Lyrics by Virgil

Do you love Virgil's songs? Here you'll find the lyrics to Virgil's songs so you can sing them at the top of your lungs, make your own versions, or simply understand them properly.

We have compiled all the lyrics of Virgil's songs we could find so that those who, like you, are looking for songs by Virgil, find them all in one place.

Find here the lyrics to your favorite songs by Virgil.

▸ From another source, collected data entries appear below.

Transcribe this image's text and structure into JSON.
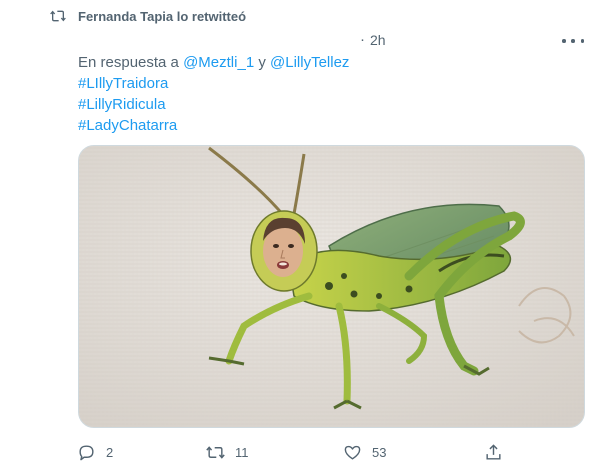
{
  "retweet": {
    "text": "Fernanda Tapia lo retwitteó",
    "icon": "retweet-icon"
  },
  "tweet": {
    "separator": "·",
    "time": "2h",
    "more_icon": "more-options-icon",
    "reply_prefix": "En respuesta a ",
    "mention_1": "@Meztli_1",
    "reply_conjunction": " y ",
    "mention_2": "@LillyTellez",
    "hashtags": [
      "#LIllyTraidora",
      "#LillyRidicula",
      "#LadyChatarra"
    ],
    "media": "grasshopper-with-face-image"
  },
  "actions": {
    "reply": {
      "icon": "reply-icon",
      "count": "2"
    },
    "retweet": {
      "icon": "retweet-icon",
      "count": "11"
    },
    "like": {
      "icon": "heart-icon",
      "count": "53"
    },
    "share": {
      "icon": "share-icon"
    }
  },
  "colors": {
    "accent": "#1d9bf0",
    "secondary_text": "#536471",
    "primary_text": "#0f1419",
    "border": "#cfd9de"
  }
}
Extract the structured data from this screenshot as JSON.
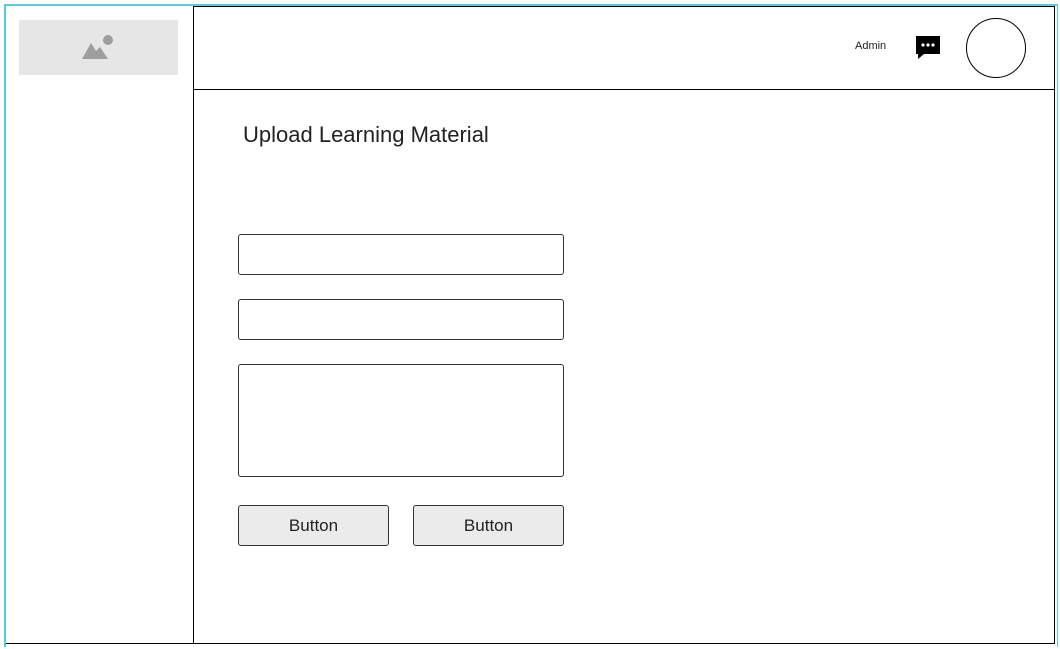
{
  "header": {
    "user_label": "Admin",
    "chat_icon": "chat-bubble-icon",
    "avatar_icon": "avatar-circle"
  },
  "sidebar": {
    "logo_icon": "image-placeholder-icon"
  },
  "main": {
    "title": "Upload Learning Material",
    "fields": [
      {
        "value": "",
        "placeholder": ""
      },
      {
        "value": "",
        "placeholder": ""
      },
      {
        "value": "",
        "placeholder": ""
      }
    ],
    "buttons": [
      {
        "label": "Button"
      },
      {
        "label": "Button"
      }
    ]
  },
  "colors": {
    "frame_accent": "#4fd1d9",
    "placeholder_bg": "#e6e6e6",
    "button_bg": "#ebebeb",
    "chat_icon": "#000000"
  }
}
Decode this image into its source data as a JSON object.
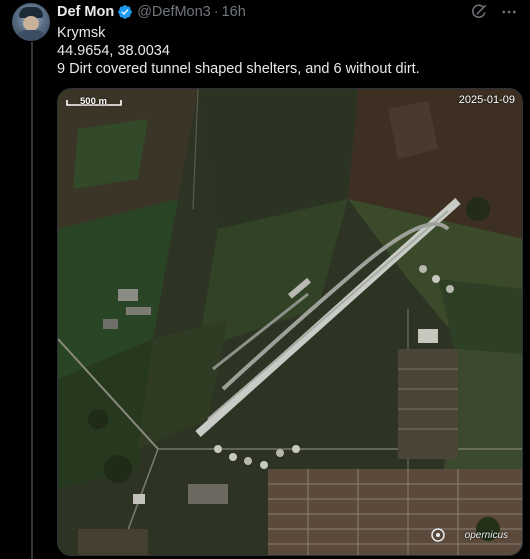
{
  "tweet": {
    "author_name": "Def Mon",
    "handle": "@DefMon3",
    "separator": "·",
    "time": "16h",
    "lines": [
      "Krymsk",
      "44.9654, 38.0034",
      "9 Dirt covered tunnel shaped shelters, and 6 without dirt."
    ]
  },
  "image": {
    "scale_label": "500 m",
    "date": "2025-01-09",
    "watermark": "opernicus"
  },
  "icons": {
    "verified": "verified-badge-icon",
    "grok": "grok-icon",
    "more": "more-icon"
  },
  "colors": {
    "background": "#000000",
    "text": "#e7e9ea",
    "secondary": "#71767b",
    "verified": "#1d9bf0"
  }
}
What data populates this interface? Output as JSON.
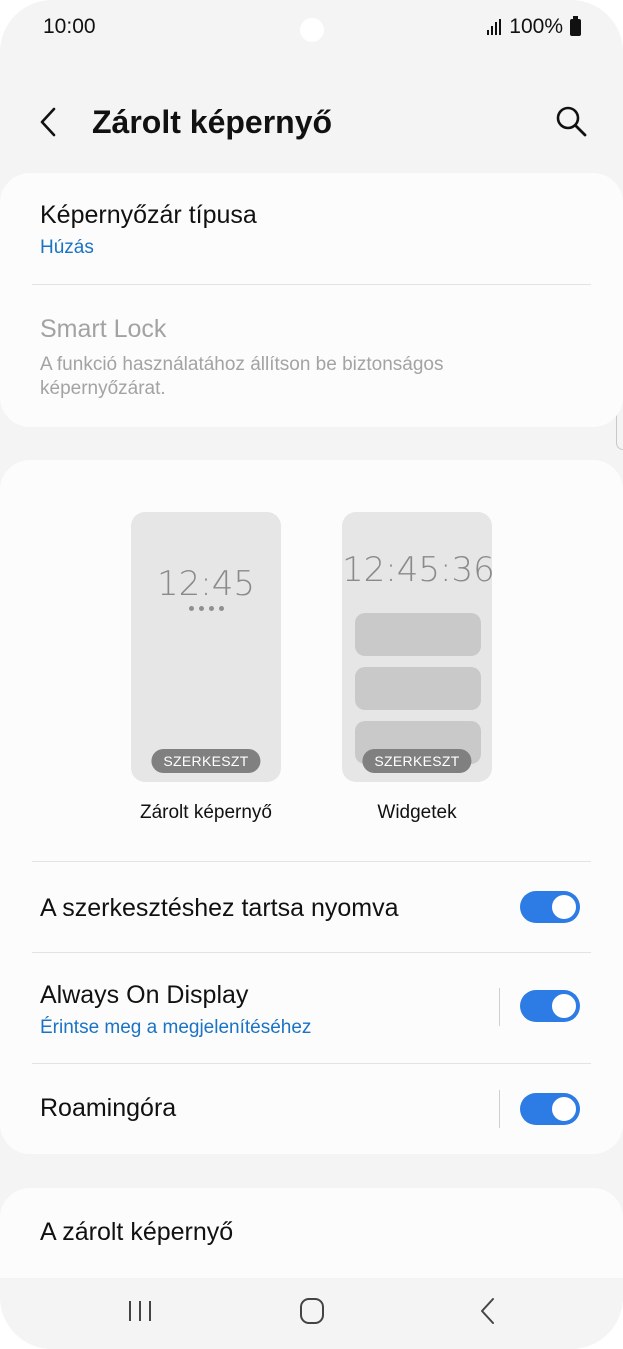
{
  "status": {
    "time": "10:00",
    "battery": "100%"
  },
  "header": {
    "title": "Zárolt képernyő"
  },
  "lock_type": {
    "title": "Képernyőzár típusa",
    "value": "Húzás"
  },
  "smart_lock": {
    "title": "Smart Lock",
    "subtitle": "A funkció használatához állítson be biztonságos képernyőzárat."
  },
  "previews": {
    "lock": {
      "clock": "12:45",
      "edit_label": "SZERKESZT",
      "caption": "Zárolt képernyő"
    },
    "widgets": {
      "clock": "12:45:36",
      "edit_label": "SZERKESZT",
      "caption": "Widgetek"
    }
  },
  "settings": [
    {
      "title": "A szerkesztéshez tartsa nyomva",
      "enabled": true
    },
    {
      "title": "Always On Display",
      "subtitle": "Érintse meg a megjelenítéséhez",
      "enabled": true
    },
    {
      "title": "Roamingóra",
      "enabled": true
    }
  ],
  "about": {
    "title": "A zárolt képernyő"
  },
  "colors": {
    "accent": "#2d7be5",
    "link": "#1a73c4",
    "background": "#f4f4f4",
    "card": "#fcfcfc"
  },
  "icons": [
    "back-icon",
    "search-icon",
    "recents-icon",
    "home-icon",
    "nav-back-icon"
  ]
}
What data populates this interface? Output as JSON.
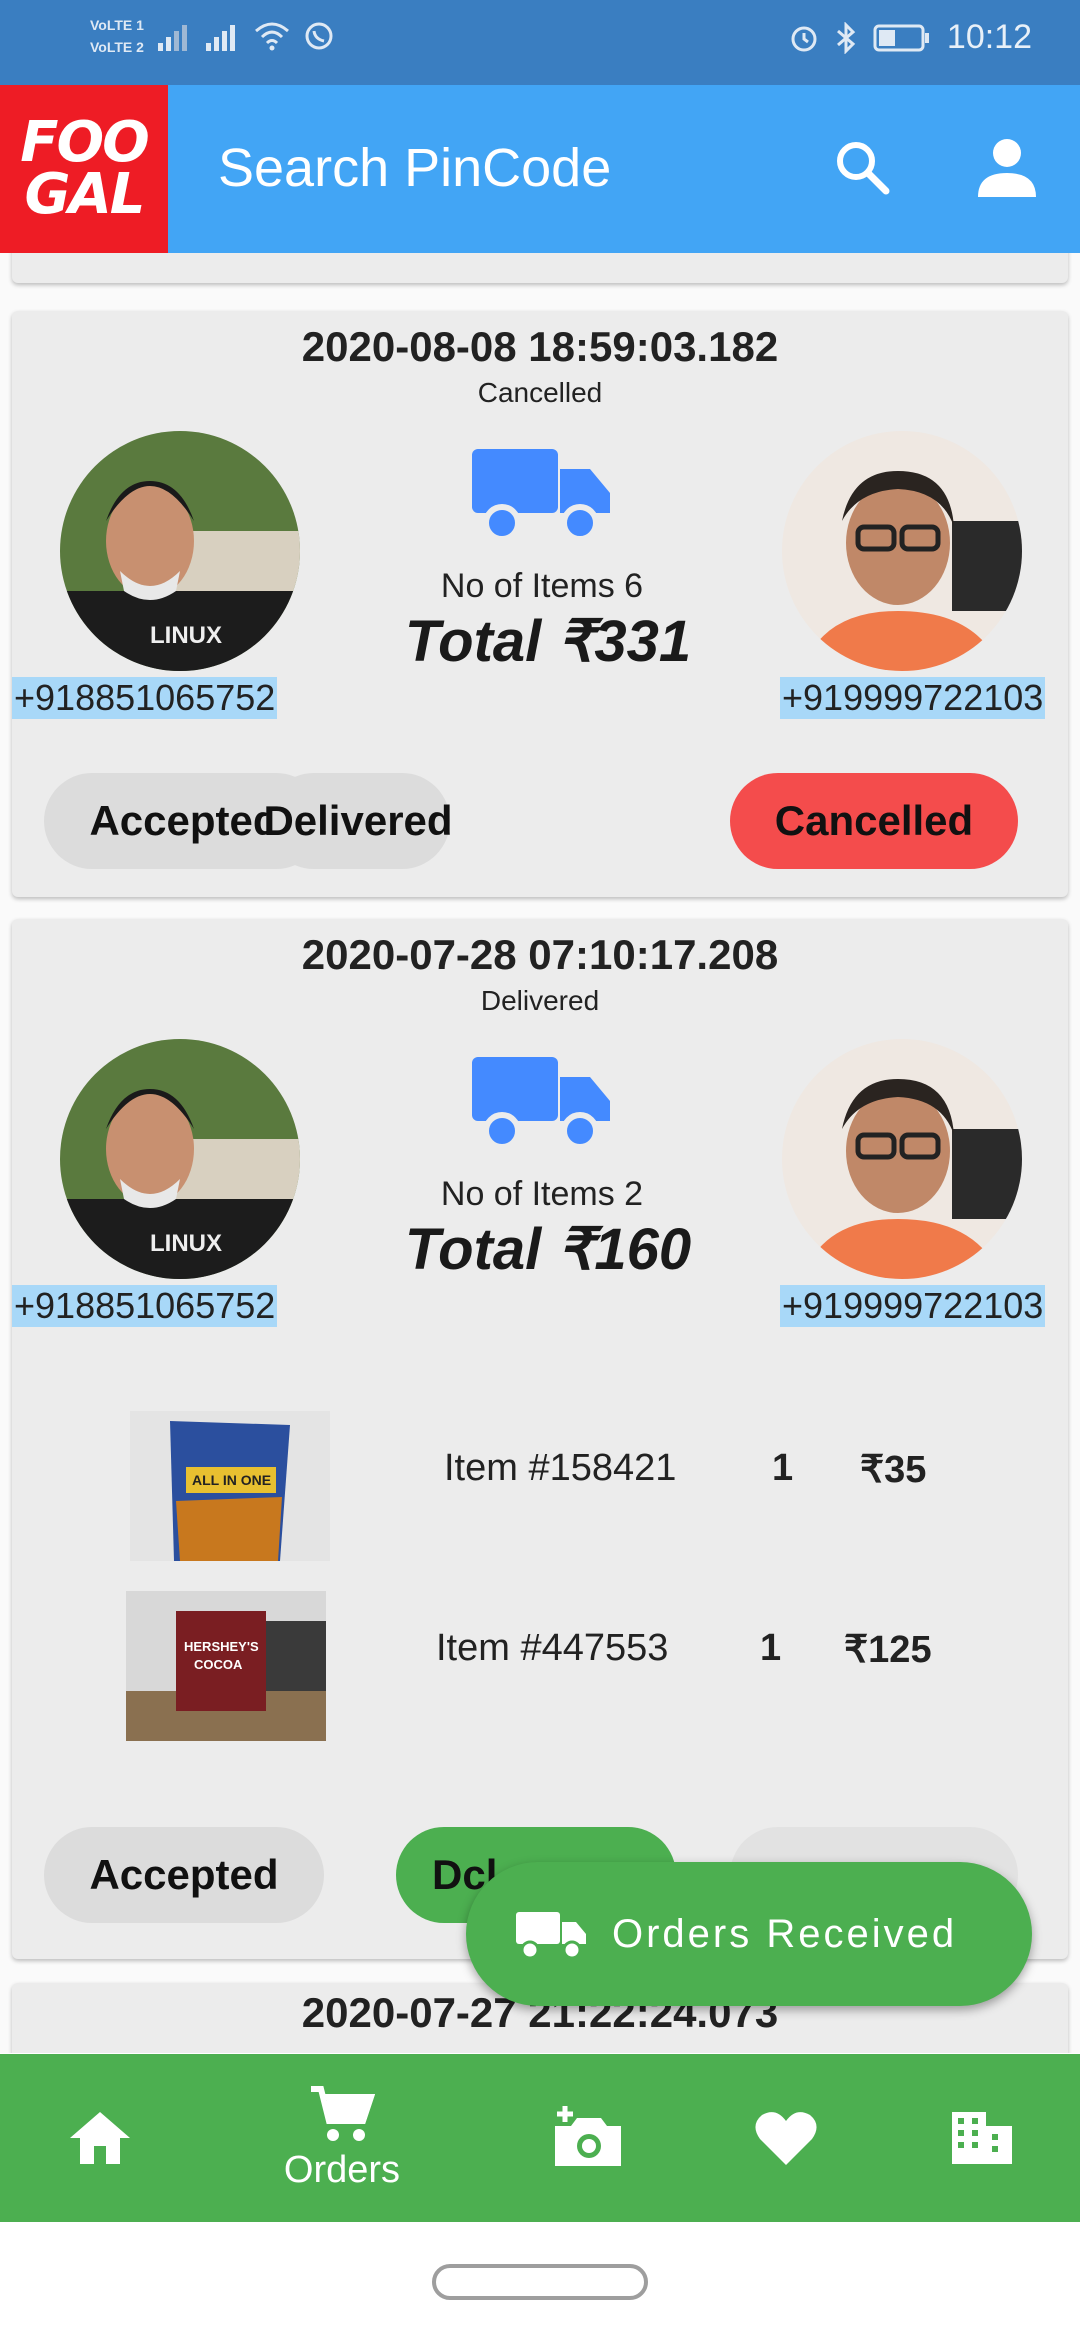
{
  "status_bar": {
    "volte_1": "VoLTE 1",
    "volte_2": "VoLTE 2",
    "time": "10:12",
    "icons": [
      "signal-icon",
      "signal-icon",
      "wifi-icon",
      "whatsapp-icon",
      "alarm-icon",
      "bluetooth-icon",
      "battery-icon"
    ]
  },
  "app_bar": {
    "logo_line1": "FOO",
    "logo_line2": "GAL",
    "title": "Search  PinCode",
    "icons": [
      "search-icon",
      "person-icon"
    ],
    "logo_color": "#ee1c25",
    "bar_color": "#42a5f5"
  },
  "orders": [
    {
      "datetime": "2020-08-08 18:59:03.182",
      "status": "Cancelled",
      "left_phone": "+918851065752",
      "right_phone": "+919999722103",
      "items_count": "No of Items 6",
      "total": "Total ₹331",
      "buttons": [
        "Accepted",
        "Delivered",
        "Cancelled"
      ],
      "active_button": "Cancelled"
    },
    {
      "datetime": "2020-07-28 07:10:17.208",
      "status": "Delivered",
      "left_phone": "+918851065752",
      "right_phone": "+919999722103",
      "items_count": "No of Items 2",
      "total": "Total ₹160",
      "items": [
        {
          "label": "Item #158421",
          "qty": "1",
          "price": "₹35"
        },
        {
          "label": "Item #447553",
          "qty": "1",
          "price": "₹125"
        }
      ],
      "buttons": [
        "Accepted",
        "Dcl"
      ],
      "active_button": "Delivered"
    },
    {
      "datetime": "2020-07-27 21:22:24.073"
    }
  ],
  "fab": {
    "label": "Orders Received",
    "icon": "truck-icon"
  },
  "bottom_nav": {
    "items": [
      {
        "icon": "home-icon",
        "label": ""
      },
      {
        "icon": "cart-icon",
        "label": "Orders"
      },
      {
        "icon": "add-photo-icon",
        "label": ""
      },
      {
        "icon": "heart-icon",
        "label": ""
      },
      {
        "icon": "building-icon",
        "label": ""
      }
    ],
    "color": "#4caf50"
  },
  "colors": {
    "accent_blue": "#42a5f5",
    "cancel_red": "#f44c4c",
    "deliver_green": "#4caf50",
    "truck_blue": "#448aff"
  }
}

Here you can find out which songs by Virgil are the most searched.

  1. Amazing
  2. Amnesia
  3. Amor Inexplicável
  4. Backwards
  5. Shirayuki

Publius Vergilius Maro (Classical Latin: [ˈpuːbliʊs wɛrˈɡɪliʊs ˈmaroː]; 15 October 70 BC – 21 September 19 BC), usually called Virgil or Vergil ( VUR-jil) in English, was an ancient Roman poet of the Augustan period. He composed three of the most famous poems in Latin literature: the Eclogues (or Bucolics), the Georgics, and the epic Aeneid. A number of minor poems, collected in the Appendix Vergiliana, were attributed to him in ancient times, but modern scholars generally regard these works as spurious, with the possible exception of a few short pieces. Already acclaimed in his own lifetime as a classic author, Virgil rapidly replaced Ennius and other earlier authors as a standard school text, and stood as the most popular Latin poet through late antiquity, the Middle Ages, and early modernity, exerting inestimable influence on all subsequent Western literature. Geoffrey Chaucer assigned Virgil a uniquely prominent position among all the celebrities of human history in The House of Fame (1374–85), describing him as standing on a pilere / that was of tinned yren clere ("on a pillar that was of bright tin-plated iron"), and in the Divine Comedy, in which Virgil appears as the author's guide through Hell and Purgatory, Dante pays tribute to Virgil with the words tu se' solo colui da cu'io tolsi / lo bello stile che m'ha fatto onore (Inf. I.86–7) ("thou art alone the one from whom I took the beautiful style that has done honour to me"). In the 20th Century, T. S. Eliot famously began a lecture on the subject "What Is a Classic?" by asserting as self-evidently true that "whatever the definition we arrive at, it cannot be one which excludes Virgil – we may say confidently that it must be one which will expressly reckon with him."

You might not be a big fan of Virgil, maybe you're here for just one song by Virgil that you like, but take a look at the rest, they might surprise you.

It often happens that when you like a song by a specific group or artist, you like other songs of theirs too. So if you like a song by Virgil, you'll probably like many other songs by Virgil.

Sometimes Virgil's songs help us express what we think or feel. Is that the case for you?